Rob Laver
Rob Laver Senior PPC Manager

Launching a PPC campaign in a competitive industry? Here are some things to consider.

Rob Laver
Rob Laver Senior PPC Manager

Launching a new PPC campaign can be an addictive process. The ability to finalise a new product or service and quickly have people flooding your website for that offering is exciting. But there are things you need to consider before hitting that go live button. How will you know when the campaign is making a profit? What external factors influence customer intent? What conversion rate do you need to be hitting?

For those looking to establish themselves in a particularly competitive market like insurance or legal, these are things you can’t afford to sort out later. When cost per clicks are £10, £20, £30 or above, it can quickly seem like an uphill battle to justify the activity. So what are the key things to look at before getting started? We’ve picked out some of the most important.

Market Research

It might sound like an obvious one, but taking time to understand what the market currently looks like is really important, because unless you have very deep pockets, it’s unrealistic to target everyone. So knowing where the gaps are, who your closest competitors will be (based on actual search results, not just who you think your competitors are), and how you plan to differentiate will all help conversion rate.

You should consider getting a third party to do some research for you. Your knowledge of the business is invaluable, of course, but it comes with a certain view of how things should operate, and can cause confirmation bias. A fresh pair of eyes is never a bad thing in this situation.
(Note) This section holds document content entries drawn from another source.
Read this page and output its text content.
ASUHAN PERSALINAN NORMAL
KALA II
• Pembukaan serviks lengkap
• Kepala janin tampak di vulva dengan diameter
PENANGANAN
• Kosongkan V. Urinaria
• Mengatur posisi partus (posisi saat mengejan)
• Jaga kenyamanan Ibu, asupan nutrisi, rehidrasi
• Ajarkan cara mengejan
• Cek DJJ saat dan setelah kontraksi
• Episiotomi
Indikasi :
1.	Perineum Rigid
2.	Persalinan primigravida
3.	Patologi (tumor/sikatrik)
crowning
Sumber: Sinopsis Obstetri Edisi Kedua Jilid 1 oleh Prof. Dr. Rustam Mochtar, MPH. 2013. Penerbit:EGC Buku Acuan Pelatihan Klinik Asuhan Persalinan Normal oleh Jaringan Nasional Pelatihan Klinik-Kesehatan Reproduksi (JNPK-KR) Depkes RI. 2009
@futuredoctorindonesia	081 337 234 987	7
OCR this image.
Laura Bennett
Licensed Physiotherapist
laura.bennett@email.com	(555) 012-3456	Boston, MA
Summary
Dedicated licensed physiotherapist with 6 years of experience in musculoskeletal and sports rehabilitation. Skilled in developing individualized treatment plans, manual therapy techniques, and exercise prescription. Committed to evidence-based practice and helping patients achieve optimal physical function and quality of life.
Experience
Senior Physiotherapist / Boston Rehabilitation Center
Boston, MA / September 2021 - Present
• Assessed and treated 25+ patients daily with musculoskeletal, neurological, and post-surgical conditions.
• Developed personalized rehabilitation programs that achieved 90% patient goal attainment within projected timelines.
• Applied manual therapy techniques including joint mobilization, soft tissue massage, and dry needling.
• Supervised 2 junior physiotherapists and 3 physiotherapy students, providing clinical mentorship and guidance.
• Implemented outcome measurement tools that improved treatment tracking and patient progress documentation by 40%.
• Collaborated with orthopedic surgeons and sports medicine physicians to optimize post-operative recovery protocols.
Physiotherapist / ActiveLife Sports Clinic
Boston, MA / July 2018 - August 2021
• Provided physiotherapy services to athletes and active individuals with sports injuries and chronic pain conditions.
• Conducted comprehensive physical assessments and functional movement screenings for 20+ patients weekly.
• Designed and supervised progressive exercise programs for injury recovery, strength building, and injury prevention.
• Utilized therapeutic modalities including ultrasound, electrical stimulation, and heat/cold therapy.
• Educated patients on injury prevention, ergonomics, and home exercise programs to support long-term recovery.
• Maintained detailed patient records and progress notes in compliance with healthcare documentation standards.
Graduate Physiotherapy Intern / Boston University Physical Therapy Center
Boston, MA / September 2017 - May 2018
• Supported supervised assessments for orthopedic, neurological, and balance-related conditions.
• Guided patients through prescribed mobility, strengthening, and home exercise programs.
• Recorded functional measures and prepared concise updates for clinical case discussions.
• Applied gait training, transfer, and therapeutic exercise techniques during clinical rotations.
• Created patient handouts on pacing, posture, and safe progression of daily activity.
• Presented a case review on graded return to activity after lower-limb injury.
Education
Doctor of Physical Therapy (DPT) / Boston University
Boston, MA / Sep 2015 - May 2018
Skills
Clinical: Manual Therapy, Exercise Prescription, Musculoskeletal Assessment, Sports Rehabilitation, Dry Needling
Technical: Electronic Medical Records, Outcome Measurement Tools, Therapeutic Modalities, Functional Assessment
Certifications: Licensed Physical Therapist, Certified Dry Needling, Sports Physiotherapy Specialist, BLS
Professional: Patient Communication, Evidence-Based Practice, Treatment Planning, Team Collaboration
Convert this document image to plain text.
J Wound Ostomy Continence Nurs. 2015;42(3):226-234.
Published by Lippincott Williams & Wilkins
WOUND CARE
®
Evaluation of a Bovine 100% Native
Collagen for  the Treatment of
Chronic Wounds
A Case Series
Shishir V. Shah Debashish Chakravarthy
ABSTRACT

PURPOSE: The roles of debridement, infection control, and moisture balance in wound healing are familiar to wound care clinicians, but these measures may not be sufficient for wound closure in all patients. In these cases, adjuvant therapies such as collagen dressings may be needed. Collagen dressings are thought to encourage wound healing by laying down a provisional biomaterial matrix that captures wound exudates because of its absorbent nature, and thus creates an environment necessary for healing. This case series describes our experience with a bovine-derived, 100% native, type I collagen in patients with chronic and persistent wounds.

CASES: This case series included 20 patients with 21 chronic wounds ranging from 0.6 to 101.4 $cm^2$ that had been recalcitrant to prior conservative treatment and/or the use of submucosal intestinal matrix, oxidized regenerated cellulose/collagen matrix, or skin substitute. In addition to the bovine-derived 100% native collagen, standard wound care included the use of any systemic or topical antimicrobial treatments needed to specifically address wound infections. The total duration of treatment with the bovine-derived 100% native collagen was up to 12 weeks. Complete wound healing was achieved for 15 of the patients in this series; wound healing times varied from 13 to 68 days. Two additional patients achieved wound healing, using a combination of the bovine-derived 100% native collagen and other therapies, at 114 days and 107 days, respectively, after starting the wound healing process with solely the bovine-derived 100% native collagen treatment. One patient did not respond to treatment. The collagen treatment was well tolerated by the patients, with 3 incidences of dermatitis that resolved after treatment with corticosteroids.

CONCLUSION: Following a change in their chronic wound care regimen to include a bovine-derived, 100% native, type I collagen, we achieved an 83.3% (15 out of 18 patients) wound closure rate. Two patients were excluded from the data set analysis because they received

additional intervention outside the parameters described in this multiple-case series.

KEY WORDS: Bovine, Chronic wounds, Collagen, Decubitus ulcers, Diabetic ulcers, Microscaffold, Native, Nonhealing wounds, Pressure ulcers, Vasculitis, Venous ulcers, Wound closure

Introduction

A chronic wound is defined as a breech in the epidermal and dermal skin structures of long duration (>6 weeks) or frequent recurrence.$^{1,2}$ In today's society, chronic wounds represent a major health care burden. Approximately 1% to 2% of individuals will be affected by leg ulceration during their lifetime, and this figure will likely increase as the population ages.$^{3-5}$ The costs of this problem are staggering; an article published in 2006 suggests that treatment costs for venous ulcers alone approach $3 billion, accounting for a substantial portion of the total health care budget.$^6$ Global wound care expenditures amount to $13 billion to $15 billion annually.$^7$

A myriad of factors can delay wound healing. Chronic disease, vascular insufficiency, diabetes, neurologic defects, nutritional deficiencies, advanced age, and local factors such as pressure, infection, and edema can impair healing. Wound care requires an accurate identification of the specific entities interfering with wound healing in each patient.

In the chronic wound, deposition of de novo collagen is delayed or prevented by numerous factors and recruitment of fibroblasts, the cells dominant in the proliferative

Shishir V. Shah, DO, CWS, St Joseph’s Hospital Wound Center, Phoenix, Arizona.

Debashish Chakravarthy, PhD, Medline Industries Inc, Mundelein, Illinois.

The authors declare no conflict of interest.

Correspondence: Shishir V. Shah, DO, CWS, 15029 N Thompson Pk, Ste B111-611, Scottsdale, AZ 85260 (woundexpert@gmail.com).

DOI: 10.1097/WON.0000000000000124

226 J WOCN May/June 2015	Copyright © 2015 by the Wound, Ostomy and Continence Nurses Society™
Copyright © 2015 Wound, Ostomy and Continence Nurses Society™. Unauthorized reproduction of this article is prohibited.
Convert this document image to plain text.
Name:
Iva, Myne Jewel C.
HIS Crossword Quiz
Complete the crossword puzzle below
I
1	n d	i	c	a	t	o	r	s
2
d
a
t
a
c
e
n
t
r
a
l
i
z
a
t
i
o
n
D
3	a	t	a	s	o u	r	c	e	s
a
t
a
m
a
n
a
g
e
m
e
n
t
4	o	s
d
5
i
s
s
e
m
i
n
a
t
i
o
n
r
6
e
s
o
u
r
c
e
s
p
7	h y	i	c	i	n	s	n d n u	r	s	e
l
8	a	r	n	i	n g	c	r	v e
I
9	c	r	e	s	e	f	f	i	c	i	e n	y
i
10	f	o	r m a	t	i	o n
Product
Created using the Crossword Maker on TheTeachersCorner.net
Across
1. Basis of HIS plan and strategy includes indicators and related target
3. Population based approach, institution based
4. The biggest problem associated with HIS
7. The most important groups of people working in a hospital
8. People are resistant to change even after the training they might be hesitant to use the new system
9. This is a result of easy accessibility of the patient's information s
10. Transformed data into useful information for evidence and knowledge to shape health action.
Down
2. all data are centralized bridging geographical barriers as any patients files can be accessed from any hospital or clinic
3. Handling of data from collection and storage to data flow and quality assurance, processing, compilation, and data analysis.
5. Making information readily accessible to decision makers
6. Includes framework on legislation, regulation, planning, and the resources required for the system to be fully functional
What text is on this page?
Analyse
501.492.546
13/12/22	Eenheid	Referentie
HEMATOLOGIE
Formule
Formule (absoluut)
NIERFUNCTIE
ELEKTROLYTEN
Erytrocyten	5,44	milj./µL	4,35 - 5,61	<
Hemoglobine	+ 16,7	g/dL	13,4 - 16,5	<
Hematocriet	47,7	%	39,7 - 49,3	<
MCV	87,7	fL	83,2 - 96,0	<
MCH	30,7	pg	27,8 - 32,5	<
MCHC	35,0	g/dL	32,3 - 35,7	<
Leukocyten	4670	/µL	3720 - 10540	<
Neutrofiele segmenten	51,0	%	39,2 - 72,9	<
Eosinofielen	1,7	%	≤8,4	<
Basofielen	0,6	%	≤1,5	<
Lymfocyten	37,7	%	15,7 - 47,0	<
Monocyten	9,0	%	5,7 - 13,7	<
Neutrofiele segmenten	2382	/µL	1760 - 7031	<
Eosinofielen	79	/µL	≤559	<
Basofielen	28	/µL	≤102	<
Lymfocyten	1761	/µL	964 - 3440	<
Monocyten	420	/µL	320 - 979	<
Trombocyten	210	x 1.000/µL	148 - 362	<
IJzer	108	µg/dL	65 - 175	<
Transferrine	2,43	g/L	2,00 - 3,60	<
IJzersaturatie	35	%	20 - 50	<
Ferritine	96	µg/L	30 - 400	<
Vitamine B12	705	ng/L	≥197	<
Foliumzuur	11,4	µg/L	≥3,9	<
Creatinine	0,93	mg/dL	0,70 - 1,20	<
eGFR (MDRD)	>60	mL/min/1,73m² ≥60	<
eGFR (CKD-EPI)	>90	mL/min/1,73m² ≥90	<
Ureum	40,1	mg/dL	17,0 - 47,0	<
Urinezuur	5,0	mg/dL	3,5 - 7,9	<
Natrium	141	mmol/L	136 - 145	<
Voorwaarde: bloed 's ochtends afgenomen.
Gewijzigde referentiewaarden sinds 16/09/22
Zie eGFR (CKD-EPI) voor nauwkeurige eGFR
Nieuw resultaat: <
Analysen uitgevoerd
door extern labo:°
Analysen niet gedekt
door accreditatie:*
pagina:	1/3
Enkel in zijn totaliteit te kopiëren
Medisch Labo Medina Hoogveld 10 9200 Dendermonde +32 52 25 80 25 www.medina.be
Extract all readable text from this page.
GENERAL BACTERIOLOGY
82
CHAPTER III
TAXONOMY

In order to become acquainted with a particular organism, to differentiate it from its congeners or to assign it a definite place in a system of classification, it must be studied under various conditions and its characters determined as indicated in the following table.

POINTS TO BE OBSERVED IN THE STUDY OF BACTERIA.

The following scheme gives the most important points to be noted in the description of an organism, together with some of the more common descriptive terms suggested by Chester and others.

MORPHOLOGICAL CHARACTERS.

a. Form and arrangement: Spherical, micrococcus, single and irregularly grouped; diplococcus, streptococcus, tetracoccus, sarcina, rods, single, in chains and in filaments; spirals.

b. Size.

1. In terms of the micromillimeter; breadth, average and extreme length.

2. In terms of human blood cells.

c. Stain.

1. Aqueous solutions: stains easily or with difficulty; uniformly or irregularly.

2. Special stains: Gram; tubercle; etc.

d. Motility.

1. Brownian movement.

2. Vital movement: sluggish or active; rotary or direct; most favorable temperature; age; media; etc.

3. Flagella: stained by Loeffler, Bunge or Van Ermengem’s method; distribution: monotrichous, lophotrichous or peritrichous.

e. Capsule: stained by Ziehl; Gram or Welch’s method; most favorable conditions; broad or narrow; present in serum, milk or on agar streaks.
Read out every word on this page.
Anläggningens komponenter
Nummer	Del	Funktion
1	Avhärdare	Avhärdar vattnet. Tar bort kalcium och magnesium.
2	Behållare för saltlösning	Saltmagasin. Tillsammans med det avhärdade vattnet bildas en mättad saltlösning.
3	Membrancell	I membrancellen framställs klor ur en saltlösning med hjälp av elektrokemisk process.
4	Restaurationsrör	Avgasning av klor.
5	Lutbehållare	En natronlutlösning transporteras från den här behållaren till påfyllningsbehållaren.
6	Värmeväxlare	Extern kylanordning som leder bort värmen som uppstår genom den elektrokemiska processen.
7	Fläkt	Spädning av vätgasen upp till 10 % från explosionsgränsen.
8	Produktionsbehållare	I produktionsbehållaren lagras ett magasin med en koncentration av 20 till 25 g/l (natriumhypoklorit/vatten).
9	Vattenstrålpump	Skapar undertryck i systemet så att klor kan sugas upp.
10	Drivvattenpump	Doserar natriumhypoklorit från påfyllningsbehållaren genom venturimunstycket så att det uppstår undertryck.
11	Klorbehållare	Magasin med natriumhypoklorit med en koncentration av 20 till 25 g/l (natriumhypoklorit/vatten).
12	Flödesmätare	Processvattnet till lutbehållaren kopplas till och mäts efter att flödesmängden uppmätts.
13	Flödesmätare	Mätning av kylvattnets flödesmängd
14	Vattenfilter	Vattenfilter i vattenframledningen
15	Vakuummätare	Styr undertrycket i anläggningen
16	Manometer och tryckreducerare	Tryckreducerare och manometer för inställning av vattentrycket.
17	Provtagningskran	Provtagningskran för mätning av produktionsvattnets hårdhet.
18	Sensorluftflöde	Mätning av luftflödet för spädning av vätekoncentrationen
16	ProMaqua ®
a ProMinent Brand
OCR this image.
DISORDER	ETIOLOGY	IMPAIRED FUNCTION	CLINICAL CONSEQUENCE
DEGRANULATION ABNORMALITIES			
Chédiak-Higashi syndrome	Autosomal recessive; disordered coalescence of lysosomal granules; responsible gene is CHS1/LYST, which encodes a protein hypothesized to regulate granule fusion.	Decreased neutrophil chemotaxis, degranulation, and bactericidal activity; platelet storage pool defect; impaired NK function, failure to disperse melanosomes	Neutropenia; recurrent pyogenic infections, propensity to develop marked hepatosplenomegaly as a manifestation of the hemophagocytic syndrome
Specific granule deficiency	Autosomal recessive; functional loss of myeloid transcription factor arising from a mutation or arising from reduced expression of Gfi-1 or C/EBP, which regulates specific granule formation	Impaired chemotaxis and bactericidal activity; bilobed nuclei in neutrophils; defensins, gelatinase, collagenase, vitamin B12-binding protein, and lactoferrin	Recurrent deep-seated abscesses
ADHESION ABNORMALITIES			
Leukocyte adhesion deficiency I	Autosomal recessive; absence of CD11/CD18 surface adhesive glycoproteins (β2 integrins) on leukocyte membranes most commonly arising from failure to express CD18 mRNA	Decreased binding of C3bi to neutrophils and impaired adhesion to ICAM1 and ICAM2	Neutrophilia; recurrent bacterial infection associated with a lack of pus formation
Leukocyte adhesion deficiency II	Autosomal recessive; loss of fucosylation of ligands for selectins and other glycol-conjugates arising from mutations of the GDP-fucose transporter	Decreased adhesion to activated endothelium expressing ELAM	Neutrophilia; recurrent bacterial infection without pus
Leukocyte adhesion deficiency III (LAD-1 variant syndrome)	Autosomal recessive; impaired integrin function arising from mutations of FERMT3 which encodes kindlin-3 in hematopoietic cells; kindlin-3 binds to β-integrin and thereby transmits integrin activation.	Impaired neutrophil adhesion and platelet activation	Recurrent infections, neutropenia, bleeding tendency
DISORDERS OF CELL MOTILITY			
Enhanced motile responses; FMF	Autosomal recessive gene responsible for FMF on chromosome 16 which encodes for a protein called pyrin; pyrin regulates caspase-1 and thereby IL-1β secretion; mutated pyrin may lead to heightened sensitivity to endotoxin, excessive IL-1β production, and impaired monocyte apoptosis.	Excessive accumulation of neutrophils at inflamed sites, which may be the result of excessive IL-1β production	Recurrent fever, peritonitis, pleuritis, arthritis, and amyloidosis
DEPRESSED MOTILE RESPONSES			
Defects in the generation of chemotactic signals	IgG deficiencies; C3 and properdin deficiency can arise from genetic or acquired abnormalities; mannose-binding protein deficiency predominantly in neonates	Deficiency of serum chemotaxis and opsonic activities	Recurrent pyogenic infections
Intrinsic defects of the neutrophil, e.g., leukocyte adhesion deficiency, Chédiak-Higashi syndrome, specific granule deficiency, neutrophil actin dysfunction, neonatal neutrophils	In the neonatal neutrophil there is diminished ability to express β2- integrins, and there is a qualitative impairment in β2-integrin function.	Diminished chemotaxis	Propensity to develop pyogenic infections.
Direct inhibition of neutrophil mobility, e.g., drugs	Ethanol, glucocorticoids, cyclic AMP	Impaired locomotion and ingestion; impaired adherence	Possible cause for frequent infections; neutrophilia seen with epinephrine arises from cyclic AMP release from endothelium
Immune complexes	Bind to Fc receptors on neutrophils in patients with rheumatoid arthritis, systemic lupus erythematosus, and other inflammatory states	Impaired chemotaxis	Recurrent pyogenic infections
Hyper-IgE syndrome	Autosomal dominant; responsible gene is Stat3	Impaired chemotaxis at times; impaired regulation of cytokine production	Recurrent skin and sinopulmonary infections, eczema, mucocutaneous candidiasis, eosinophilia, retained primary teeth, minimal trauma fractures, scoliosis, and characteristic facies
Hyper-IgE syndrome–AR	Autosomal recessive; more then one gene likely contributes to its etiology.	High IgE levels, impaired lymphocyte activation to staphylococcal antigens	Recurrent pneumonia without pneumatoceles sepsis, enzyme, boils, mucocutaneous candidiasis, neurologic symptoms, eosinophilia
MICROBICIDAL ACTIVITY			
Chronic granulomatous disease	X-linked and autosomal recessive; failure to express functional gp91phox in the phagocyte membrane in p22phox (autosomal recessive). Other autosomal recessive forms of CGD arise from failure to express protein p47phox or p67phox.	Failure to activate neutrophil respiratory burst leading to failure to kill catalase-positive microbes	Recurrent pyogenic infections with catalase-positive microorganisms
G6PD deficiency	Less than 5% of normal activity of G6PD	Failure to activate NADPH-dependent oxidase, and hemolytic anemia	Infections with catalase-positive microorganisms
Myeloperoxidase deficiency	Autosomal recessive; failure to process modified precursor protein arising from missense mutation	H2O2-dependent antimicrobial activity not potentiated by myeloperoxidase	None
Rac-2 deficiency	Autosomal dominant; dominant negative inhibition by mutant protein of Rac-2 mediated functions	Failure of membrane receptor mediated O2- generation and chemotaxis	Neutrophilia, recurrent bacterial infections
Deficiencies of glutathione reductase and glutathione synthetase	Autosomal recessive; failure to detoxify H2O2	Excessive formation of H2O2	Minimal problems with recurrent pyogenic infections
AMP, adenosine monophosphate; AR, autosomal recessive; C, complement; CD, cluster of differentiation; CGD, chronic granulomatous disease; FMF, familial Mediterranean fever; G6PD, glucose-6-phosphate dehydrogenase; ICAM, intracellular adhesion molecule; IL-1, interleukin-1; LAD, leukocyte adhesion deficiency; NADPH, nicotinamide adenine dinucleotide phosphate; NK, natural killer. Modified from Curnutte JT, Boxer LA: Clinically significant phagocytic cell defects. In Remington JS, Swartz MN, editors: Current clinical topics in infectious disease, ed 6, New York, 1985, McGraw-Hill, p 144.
From there, you can define what your adverts and landing page should focus on before they are designed.

Doing Your Sums

You can save a lot of time and money by working out what good looks like before getting started. The two things which are most valuable to find out are:

  • Internal cost to deliver the product/service
  • Expected average sale value

These will help define what cost per acquisition you need to achieve from the campaign in order to make a profit. From there, it’s relatively straightforward to work out what conversion rate you would need to make the campaign successful, based on historical auction data and estimated cost per clicks for your industry.

Tracking Implementation

Ensuring you can measure the true return on investment from your PPC activity can take time, particularly if your campaign is focused on lead generation. Do you have a dedicated phone number for tracking calls? How are you going to trace a prospect back to their original contact form? This is where a lot of businesses fall short, failing to invest an extra 10-20% in technology to help make the campaign easier to assess.

CRM integration can be key here. Unless you’re using a fully bespoke platform, you won’t be the first person to have needed specific reporting and lead tagging functionality, so it’s worth doing some digging or emailing support.

Landing Page CRO

You can’t force someone to convert if they aren’t the right customer, but when you’re spending the price of a meal out on getting them to your page, you want to make sure you’re making it as easy as possible for them to know what to do should they be interested. This is the trickiest of the pre-launch checklist, because you can’t know for sure how well a page converts until people are landing on it. But a quick look at competitors tells you a lot about common formats being employed, and what others have found to work. You also have tools such as Google Analytics to help you with your own website, and understanding how users interact with it from other marketing channels already.

Final Thoughts

All of these things take time unfortunately, but they are worth it. The difficult bit is then adjusting your mindset to allow the campaign to run for a bit unimpeded. After agonising over every small detail, it can seem counterintuitive to then step back once it’s gone live, but you won’t be able to make sensible adjustments based on a few clicks, so make sure you and everyone around you are aware that it’ll be a few days or weeks before you have anything to report back. Be content in the knowledge you’ve given it the best chance of working, and be patient!